C.M. : Qui est Jacky Commeres ?
J.C. : J'ai un parcours très moyen de joueur. Par contre, je me suis intéressé très tôt à l'entraînement. J'entraînais et je jouais déjà quand j'étais tout jeune dans un petit village du Gers, du nom de Riguepeu. Puis en 1984, je suis allé à Mirande où j'ai rencontré Alain Jardel (ex entraîneur du BAC Mirande et actuellement Entraîneur de l'équipe de France féminine). Je suis arrivé l'année où l'équipe féminine montait en 1ère division. Au départ, j'ai entraîné les équipes de jeunes. Puis, j'ai passé tous mes diplômes d'entraîneur à Mirande. Progressivement, en 1986, j'ai entraîné le centre de formation avec Laurent Villard. Nous fonctionnions à trois : Alain, Laurent et moi pendant……de nombreuses années. Vers 92-93, Laurent a dû partir pour devenir l'entraîneur d'Aix-en-Provence.


C.M. : Quel est le plus haut niveau auquel tu aies joué ?
J.C. : J'ai joué en excellence régionale dans mon petit village mais aussi à Mirande, il y avait une équipe que j'ai entraînée un certain moment.

C.M. : Je crois savoir que tu es instituteur, comment cela se passe-t-il ?
J.C. : Je suis prof d'école, conseiller pédagogique en éducation physique. Et, je me suis mis en disponibilité. Normalement, si tout se passe bien, j'ai signé l'an dernier un contrat de 3 ans avec l'Elan Béarnais. Je n'ai pas de projet particulier ensuite.

C.M. : Penses-tu rester dans le coaching ou réintégrer la fonction publique un jour ?
J.C. : Pour l'instant, je prends beaucoup de plaisir à être dans le métier de l'entraînement. Donc, je souhaiterais que cela continue.

C.M. : Quel souvenir gardes-tu de ta première expérience de coach n°1 à Mirande en 97-98 ?
J.C. : Ca s'est mal passé sur le plan économique puisque le club a déposé le bilan. Mais j'en garde un excellent souvenir parce que cela s'est très bien passé avec les joueuses. Nous avons débuté par des résultats intéressants. Et à l'époque, il y avait une équipe qui était très mature et avec des joueuses qui avaient une complémentarité très intéressante. Nous étions parvenus à trouver un équilibre de jeu qui nous aurait permis de faire des choses pas trop mal. L'équipe était bien construite. J'en garde un bon souvenir.

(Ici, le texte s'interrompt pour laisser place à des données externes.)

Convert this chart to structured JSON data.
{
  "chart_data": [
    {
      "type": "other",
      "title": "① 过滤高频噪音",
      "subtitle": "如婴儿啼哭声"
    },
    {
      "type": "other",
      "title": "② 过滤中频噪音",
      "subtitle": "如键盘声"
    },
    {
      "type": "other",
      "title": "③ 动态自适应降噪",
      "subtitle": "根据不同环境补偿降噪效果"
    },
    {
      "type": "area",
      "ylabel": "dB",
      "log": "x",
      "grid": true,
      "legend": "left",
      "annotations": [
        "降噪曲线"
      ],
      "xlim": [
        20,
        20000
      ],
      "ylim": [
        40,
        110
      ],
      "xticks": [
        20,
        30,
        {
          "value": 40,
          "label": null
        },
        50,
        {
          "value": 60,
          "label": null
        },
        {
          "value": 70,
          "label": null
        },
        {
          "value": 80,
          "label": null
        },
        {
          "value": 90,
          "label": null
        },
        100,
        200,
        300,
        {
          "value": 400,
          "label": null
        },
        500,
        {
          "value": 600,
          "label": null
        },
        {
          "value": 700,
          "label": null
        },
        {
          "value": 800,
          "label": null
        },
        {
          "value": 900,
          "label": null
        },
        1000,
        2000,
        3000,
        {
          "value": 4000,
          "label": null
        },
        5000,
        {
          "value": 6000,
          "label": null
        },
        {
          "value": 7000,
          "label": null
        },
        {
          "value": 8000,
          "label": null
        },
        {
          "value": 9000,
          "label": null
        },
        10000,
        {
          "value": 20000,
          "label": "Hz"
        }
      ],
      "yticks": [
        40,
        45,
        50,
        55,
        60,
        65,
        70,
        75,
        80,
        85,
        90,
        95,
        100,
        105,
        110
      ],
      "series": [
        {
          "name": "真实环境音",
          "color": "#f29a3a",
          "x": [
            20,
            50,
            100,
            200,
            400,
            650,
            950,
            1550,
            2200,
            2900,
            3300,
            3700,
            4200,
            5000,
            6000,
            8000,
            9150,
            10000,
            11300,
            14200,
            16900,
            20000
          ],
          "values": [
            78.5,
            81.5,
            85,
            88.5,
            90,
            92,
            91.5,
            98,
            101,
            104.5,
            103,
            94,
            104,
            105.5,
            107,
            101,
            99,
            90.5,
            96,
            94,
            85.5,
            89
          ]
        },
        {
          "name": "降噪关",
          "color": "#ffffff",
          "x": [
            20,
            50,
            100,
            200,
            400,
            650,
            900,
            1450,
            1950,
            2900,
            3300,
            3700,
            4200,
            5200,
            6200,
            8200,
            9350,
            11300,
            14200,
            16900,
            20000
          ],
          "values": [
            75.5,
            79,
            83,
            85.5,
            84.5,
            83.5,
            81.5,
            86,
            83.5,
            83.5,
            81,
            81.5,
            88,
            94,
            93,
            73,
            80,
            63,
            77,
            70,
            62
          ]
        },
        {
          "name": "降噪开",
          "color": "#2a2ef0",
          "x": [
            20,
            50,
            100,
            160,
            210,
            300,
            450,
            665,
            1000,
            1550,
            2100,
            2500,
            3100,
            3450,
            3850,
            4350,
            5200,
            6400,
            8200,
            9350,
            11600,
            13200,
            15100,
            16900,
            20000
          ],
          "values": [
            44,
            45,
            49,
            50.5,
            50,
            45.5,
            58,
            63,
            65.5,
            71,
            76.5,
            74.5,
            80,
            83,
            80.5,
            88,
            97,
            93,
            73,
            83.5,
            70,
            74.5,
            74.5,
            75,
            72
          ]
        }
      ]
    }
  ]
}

C.M. : Comment es-tu arrivé à Pau ?
J.C. : L'année où Mirande a disparu, Jacques Monclar était l'entraîneur de Pau. Il n'a plus entraîné Pau en cours de saison. Et Claude Bergeaud a pris le coaching de l'équipe. Je le connaissais depuis longtemps, c'est le mari de Nathalie Etienne (ancienne joueuse de Mirande et internationale). A la fin de la saison, Claude a souhaité avec les dirigeants de Pau, que je puisse venir l'assister. J'ai tout de suite accepté. Pour deux raisons : la première, dans le monde de l'entraînement de la région du sud-ouest, si tu as la possibilité d'aller à Pau d'emblée tu sautes dessus. Ensuite, par rapport à ce que Pau représentait sur le plan historique et ce qu'il représentait l'an dernier, à savoir d'avoir la possibilité de jouer la première place du championnat de France et de jouer l'Euroligue. C'était vraiment une aventure très excitante.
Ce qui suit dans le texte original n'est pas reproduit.